The FAR requires agencies to maintain records of oral presentations to document what the agency relied on in making a source selection. Here, the record contained only two documents, characterized as notes, memorializing the oral presentations. Those notes were sparse and unsigned. They not indicate what the agency asked HomeSafe during the presentation or whether the company’s responses were sufficient. TRANSCOM argued that while the notes may not have documented the presentation, the agency also had evaluation worksheets that did. But GAO found that those worksheets were not contemporaneous records of the presentation. GAO concluded that the record on oral presentations was inadequate. TRANSCOM lacked a reasonable basis for the evaluated strengths and weaknesses based on the presentations.

HomeSafe also challenged the evaluation of ARC’s small subcontracting requirements, but GAO found this protest groundless. For instance, HomeSafe alleged that ARC failed to sign its revised small business subcontracting plan as required by the solicitation. GAO, however, found that while ARC may not have signed the plan, it signed the final contract that incorporated the plan.

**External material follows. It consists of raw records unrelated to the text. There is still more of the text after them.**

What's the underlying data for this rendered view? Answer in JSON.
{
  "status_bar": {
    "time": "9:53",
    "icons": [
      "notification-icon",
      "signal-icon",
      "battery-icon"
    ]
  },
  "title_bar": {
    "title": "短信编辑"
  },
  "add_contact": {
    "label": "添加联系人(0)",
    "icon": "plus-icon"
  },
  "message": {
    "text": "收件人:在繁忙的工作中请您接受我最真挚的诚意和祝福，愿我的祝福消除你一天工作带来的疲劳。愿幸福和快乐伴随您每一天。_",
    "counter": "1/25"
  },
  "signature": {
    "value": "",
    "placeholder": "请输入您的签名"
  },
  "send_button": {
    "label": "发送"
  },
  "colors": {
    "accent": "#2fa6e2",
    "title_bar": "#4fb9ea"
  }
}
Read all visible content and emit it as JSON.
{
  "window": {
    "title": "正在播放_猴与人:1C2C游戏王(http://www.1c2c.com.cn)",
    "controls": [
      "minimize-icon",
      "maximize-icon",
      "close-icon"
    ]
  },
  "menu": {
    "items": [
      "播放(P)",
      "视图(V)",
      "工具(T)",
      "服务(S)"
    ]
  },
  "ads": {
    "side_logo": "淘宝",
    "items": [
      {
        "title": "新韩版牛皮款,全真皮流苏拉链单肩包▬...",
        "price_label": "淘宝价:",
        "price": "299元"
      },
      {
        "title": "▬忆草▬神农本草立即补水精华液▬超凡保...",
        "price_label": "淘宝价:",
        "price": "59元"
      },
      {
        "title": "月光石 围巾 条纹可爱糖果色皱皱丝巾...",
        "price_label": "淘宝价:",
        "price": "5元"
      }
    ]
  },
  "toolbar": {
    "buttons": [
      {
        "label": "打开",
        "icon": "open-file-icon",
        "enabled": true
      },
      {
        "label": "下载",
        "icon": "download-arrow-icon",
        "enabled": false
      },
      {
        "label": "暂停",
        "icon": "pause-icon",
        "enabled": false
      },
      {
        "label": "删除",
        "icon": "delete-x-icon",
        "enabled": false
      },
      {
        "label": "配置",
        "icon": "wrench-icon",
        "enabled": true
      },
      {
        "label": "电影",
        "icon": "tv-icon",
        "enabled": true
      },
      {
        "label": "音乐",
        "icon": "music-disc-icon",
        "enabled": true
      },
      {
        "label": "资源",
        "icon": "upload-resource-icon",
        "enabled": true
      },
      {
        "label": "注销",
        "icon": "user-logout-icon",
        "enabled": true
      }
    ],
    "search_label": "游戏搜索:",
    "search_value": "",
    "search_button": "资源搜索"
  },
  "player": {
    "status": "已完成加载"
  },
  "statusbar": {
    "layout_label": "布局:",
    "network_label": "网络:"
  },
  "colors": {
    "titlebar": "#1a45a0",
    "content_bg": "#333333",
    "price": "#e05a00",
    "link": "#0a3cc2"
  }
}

HomeSafe further alleged that TRANSCOM had, in various ways, disparately evaluated proposals. Although GAO did not agree with all of the HomeSafe allegations, it did find one instance of disparate treatment. GAO determined that TRANSCOM assigned ARC a strength for a feature but failed to assign HomeSafe a strength for the same feature. TRANSCOM provided no rationale for the disparate treatment.

Lastly, HomeSafe challenged the best value tradeoff, arguing that the source selection authority had properly weighed technical capability and price. GAO saw no basis to sustain this specific challenge, but it did find that given the errors in the underlying evaluation, the tradeoff decision was flawed.

HomeSafe is represented by Craig A. Holman, Stuart W. Turner, Sonia Tabriz, Amanda Sherwood, Thomas A. Petit, and Trevor G. Schmitt of Arnold & Porter Kay Scholer, LLP. The intervenor, ARC, is represented by Kara M. Sacilotto, Tracye Winfrey Howard, Bryan G. Walsh, Samantha S. Lee, Cara L. Lasley, Lindy C. Bathurst, and Adam R. Briscoe of Wiley Rein, LLP. The agency is represented by Erika L. Whelan Retta and Jason Smith of the Air Force. GAO attorneys Kenneth Kilgour and Jennifer D. Westfall-McGrail participated in the preparation of the decision.